Objective Fluid animation has recently become more popular and it is widely used in industrial fields, like movies, animation, and games. Because of the complexity of its movement, various methods have been presented to produce visibly pleasing effects. The commonly used simulation methods are velocity based methods. However, they suffer from fast loss of fluid details. In order to maintain details in the simulation process, vorticity based methods produce many impressive effects. However, they suffer from serious problems when considering boundaries and the problem of stability. Our goal is to produce methods to get rid of these drawbacks. Method We use vortexes to represent the vorticity of the domain. Similarly to other vortex methods, we also do convection, stretching and adding body force. However, we use a new grid to compute the velocity. With this new grid structure, we stagger the different components of vorticity on the center of edges of each voxel. This grid structure is highly compatible with the commonly used grid structure, which staggers the different components of velocity on center of faces of each voxel. Using this grid structure, we can easily cope with different boundaries including solid boundaries and free surfaces, and we can easily enforce incompressibility in one voxel.
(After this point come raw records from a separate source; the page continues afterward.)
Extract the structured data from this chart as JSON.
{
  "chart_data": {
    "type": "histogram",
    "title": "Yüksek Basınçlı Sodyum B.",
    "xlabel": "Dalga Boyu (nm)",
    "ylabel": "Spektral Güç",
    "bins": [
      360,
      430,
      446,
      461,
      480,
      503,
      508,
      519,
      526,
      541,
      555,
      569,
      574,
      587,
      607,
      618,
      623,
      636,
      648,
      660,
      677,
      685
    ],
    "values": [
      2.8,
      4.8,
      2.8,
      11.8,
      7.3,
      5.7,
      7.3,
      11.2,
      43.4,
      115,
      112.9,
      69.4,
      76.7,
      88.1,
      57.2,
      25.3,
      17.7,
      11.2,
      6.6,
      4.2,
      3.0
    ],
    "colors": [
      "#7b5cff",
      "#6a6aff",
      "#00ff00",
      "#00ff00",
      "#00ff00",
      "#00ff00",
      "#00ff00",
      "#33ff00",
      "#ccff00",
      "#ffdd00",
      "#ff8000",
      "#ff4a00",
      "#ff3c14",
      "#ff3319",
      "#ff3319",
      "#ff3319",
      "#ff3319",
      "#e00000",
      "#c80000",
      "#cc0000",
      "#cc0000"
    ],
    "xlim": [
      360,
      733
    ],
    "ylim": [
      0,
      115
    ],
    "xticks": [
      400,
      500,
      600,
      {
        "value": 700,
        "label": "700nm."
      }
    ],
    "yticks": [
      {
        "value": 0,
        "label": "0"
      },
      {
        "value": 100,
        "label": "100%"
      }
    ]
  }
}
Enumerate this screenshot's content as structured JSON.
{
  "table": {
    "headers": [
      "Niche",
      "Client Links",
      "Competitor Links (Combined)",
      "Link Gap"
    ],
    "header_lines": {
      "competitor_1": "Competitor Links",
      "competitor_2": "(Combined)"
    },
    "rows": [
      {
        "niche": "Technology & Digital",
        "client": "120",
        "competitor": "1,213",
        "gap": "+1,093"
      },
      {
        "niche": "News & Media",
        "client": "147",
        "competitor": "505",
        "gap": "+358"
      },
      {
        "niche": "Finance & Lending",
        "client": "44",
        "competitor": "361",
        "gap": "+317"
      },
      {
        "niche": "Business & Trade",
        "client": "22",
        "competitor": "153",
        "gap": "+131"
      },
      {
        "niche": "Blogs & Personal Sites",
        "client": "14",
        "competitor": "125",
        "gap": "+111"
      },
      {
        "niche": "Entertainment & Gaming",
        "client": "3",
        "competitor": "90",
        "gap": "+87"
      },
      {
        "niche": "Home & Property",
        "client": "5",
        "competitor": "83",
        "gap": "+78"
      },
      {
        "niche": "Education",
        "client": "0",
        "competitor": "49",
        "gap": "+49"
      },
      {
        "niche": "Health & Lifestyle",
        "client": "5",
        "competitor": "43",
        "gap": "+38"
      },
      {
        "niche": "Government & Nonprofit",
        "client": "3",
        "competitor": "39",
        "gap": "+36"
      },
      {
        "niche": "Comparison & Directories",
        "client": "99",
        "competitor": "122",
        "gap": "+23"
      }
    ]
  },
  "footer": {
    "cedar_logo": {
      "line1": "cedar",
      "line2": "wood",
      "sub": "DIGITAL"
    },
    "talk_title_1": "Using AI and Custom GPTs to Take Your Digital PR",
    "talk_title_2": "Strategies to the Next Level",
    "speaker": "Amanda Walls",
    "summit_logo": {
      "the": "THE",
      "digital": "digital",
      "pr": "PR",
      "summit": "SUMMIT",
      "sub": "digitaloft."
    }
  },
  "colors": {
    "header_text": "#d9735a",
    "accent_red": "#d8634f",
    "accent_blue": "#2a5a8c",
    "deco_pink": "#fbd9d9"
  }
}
Result We present several scenes of smoke animation to represent the capability of our method to cope with different boundaries. Moreover, we also present a chart about the energy changing process in these scenes with fixed vortexes with an initial vorticity vector. Furthermore, we neglect the body force in this experiment. The chart shows that our method is very stable and the amplitude of the energy wave is less than 0.005%. Conclusion We present a new vortex method with a new grid structure. Byusing this new grid structure, our method can process with different boundaries, including solid boundaries and free surface. Moreover, the results show that our method can preserve fluid details in the simulation process and it is very stable.